Programmation courante

Hiver 2026

Mariano Ramis

Lundi 9 mars 2026
de 12 h 45 à 13 h 45

Tiohtià:ke | Moonyiang | Montréal

Local J-1450, situé au 1er étage,
Pavillon Judith-Jasmin, UQAM
405, rue Sainte-Catherine Est (angle St-Denis) H2L 2C4
Métro Berri-UQAM. Entrée libre

Plus de détails à venir.

Automne 2025

Michèle Magema

Jeudi 25 septembre 2025
de 12 h 45 à 13 h 45

Tiohtià:ke | Moonyiang | Montréal

Local J-6180, situé au 6e étage,
Pavillon Judith-Jasmin, UQAM
405, rue Sainte-Catherine Est (angle St-Denis) H2L 2C4
Métro Berri-UQAM. Entrée libre

Là où les cicatrices se mettent à chanter

Image : Michèle Magema, Tisseuse de fils entre marge et périphérie, je marche sur une ligne verte, là où les souvenirs murmurent aux paysages, 2025, Installation mixte. Avec l’aimable autorisation de l’artiste.

L’équipe du Programme ICI est fière de recevoir Michèle Magema, artiste et professeure à l’École des arts visuels et médiatiques, pour cette première conférence de l’automne 2025 intitulée Là où les cicatrices se mettent à chanter.

Pour cette présentation, Michèle Magema a choisi de créer un espace d’investigation intime des mémoires coloniales en mobilisant les textes de poètes et écrivain(e)s afrodescendants Amélia Néné, Sony Labou Tansi, René Depestre, et d’autres.
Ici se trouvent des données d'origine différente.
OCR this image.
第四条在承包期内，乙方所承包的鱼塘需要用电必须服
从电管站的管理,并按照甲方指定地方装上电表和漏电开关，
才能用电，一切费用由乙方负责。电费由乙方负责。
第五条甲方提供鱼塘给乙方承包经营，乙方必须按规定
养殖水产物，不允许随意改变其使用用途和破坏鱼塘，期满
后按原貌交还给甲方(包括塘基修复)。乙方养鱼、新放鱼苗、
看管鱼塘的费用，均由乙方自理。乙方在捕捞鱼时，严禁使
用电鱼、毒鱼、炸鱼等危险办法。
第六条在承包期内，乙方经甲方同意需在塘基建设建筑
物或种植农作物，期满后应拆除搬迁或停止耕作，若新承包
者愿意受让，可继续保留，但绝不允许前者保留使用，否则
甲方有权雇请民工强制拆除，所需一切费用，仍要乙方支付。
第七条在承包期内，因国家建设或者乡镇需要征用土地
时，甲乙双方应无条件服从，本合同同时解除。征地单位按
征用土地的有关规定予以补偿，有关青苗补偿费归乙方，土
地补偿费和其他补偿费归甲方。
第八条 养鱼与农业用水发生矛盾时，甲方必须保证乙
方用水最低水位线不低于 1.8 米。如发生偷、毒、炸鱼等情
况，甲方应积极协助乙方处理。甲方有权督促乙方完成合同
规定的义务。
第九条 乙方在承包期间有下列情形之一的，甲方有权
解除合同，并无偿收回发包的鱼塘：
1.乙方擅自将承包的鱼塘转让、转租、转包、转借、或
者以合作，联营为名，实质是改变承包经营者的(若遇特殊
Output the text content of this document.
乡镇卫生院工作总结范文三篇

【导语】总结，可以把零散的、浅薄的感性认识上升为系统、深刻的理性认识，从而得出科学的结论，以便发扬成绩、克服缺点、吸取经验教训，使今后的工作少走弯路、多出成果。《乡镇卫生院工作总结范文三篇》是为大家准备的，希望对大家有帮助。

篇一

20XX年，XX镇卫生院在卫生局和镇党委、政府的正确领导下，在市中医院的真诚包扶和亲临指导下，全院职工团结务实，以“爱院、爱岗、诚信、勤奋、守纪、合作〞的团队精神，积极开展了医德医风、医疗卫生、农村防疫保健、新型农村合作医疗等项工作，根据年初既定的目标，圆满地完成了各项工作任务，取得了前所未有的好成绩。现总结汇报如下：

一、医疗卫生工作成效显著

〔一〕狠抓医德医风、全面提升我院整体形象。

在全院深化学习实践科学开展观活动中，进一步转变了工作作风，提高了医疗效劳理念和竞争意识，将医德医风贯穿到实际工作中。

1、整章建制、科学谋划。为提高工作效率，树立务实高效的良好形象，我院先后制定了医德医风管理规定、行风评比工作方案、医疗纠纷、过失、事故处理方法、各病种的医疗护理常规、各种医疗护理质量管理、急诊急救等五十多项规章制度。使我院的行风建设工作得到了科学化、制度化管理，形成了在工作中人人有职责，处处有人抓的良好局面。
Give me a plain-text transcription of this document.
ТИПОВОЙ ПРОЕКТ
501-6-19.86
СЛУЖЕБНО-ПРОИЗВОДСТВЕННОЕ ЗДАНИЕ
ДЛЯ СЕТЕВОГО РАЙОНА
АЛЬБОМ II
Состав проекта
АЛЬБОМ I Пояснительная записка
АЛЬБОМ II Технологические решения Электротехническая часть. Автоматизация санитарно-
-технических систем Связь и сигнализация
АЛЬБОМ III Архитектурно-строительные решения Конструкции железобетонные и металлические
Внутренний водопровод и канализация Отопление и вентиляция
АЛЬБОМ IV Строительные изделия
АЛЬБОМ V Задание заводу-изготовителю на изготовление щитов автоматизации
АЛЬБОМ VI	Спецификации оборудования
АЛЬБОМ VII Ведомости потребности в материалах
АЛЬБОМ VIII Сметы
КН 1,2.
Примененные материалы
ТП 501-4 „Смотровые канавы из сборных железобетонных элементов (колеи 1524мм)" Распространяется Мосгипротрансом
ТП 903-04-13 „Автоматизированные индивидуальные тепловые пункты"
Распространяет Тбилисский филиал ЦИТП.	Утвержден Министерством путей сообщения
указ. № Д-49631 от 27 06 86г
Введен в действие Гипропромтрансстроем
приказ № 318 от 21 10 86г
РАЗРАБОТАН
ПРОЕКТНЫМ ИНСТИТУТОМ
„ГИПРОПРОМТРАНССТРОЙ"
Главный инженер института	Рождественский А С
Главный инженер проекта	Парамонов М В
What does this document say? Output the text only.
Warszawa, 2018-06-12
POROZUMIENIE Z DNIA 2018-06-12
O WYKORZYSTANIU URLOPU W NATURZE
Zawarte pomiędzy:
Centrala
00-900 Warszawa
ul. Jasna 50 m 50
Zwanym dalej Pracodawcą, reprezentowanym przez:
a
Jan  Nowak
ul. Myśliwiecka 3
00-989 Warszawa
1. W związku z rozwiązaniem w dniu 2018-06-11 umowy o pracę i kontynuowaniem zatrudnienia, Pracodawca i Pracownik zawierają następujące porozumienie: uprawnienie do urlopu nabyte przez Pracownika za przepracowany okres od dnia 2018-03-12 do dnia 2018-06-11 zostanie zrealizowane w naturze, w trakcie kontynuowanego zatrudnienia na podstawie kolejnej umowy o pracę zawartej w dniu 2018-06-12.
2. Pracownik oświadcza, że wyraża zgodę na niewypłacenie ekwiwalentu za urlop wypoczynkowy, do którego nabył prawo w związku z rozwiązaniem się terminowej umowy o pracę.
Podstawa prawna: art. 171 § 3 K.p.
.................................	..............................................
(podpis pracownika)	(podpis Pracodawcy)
L’artiste croise littérature et approches performatives pour dévoiler son histoire intime de femme artiste qui interroge la survivance des récits et des corps dans les espaces diasporiques et postcoloniaux.

Elle met en tension ses œuvres : dessins, photographies, extraits vidéos et images d’archives retravaillées, avec une histoire collective fracturée par l’héritage du système colonial.  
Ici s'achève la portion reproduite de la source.